Not a solitary penny is paid out in the UK, according to the data.
https://ourworldindata.org/how-much-subsidies-fossil-fuels
Indeed just thirteen countries account for $517 billion of the total.
Obviously if you’ve got a lot of oil and gas under your land, it makes sense to exploit it. Iran is a classic example – they could sell it all at full price on the international market, but it prefers to sell it at a lower, affordable price to its own citizens. Without it, they would die off in their thousands during the bitterly cold winters there. What else are they supposed to do? Heat their homes with solar panels?
What the Mullahs, or the Saudis or the Russians choose to do with their own oil and own money is their business and theirs alone. It has nothing to do with the Guardian, IEA or IMF.
Consumption subsidies account for about 80% of total “explicit” subsidies – more on this later. The other 20% are “production subsidies”, effectively where government money is paid to fossil fuel industries.
But most of these are merely the same sort of tax breaks handed out to all companies, so are not directed at fossil fuels at all. This is no doubt why even the IEA don’t bother to count them.

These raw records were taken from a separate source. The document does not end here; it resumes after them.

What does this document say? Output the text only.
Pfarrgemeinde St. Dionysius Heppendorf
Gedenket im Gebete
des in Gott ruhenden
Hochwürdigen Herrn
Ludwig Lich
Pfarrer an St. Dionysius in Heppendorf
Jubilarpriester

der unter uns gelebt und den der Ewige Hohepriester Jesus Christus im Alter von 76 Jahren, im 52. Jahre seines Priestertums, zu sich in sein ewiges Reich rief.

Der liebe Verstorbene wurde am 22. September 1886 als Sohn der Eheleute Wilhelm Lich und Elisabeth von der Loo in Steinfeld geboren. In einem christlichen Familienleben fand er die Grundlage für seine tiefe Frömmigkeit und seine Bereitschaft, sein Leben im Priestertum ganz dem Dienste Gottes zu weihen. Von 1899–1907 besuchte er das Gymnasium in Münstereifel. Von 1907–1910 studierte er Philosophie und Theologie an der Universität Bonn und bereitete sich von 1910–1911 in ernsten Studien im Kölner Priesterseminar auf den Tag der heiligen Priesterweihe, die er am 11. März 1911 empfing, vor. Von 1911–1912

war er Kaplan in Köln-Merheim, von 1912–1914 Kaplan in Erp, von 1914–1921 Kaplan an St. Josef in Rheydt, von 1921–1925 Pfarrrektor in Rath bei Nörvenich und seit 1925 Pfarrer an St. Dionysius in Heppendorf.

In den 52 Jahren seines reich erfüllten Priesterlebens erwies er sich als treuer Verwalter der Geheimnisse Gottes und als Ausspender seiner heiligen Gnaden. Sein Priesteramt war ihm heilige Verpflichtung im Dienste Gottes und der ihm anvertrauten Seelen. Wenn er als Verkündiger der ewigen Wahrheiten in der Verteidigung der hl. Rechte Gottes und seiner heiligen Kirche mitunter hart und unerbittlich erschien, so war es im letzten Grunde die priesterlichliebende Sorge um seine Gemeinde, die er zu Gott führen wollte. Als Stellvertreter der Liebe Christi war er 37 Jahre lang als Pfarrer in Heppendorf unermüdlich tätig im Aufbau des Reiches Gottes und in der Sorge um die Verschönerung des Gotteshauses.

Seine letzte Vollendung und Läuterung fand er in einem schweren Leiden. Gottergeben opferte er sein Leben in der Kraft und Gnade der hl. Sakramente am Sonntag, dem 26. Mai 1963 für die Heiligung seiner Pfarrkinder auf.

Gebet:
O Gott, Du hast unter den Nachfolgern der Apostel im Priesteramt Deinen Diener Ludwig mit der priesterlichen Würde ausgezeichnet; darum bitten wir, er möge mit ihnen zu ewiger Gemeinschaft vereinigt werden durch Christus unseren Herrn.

So we see that the $7 trillion scare stories have no basis in reality, and in most of the world there are no subsidies at all, much as the Guardian would like to believe otherwise.
Which brings us back to that $7 trillion!
Our World in Data explains:
This $7 trillion figure comes from a report by the International Monetary Fund (IMF). For context, $7 trillion is equivalent to around 7% of global GDP, a huge amount of money.3
This estimate is much higher than the figures we looked at earlier because it includes not only explicit subsidies (i.e., direct payments) but also implicit subsidies — the societal costs of burning fossil fuels. When we burn fossil fuels, we cause local air pollution that damages human health, and we drive climate change, which also results in environmental and social damage. The IMF also attributes to fossil fuels the social costs of road accidents and congestion. Economists usually refer to these indirect costs, which aren’t reflected in market prices, as “externalities” rather than “subsidies”.
https://ourworldindata.org/how-much-subsidies-fossil-fuels
Whether the implicit costs actually exist in real life is not the point. It is the counterfactual that matters.
Yes, we may have more air pollution. But without fossil fuels, the world would be a much poorer place and a much less healthy one too.
Even more ludicrous is the “cost” of road use – accidents and congestion. A world without roads might not have any road accidents or traffic jams; but it also would not have all the benefits brought by them.
It’s like a doctor telling you to stop eating because you are obese. Yes, your health might suffer through overeating, but you would soon be dead if you stopped eating completely.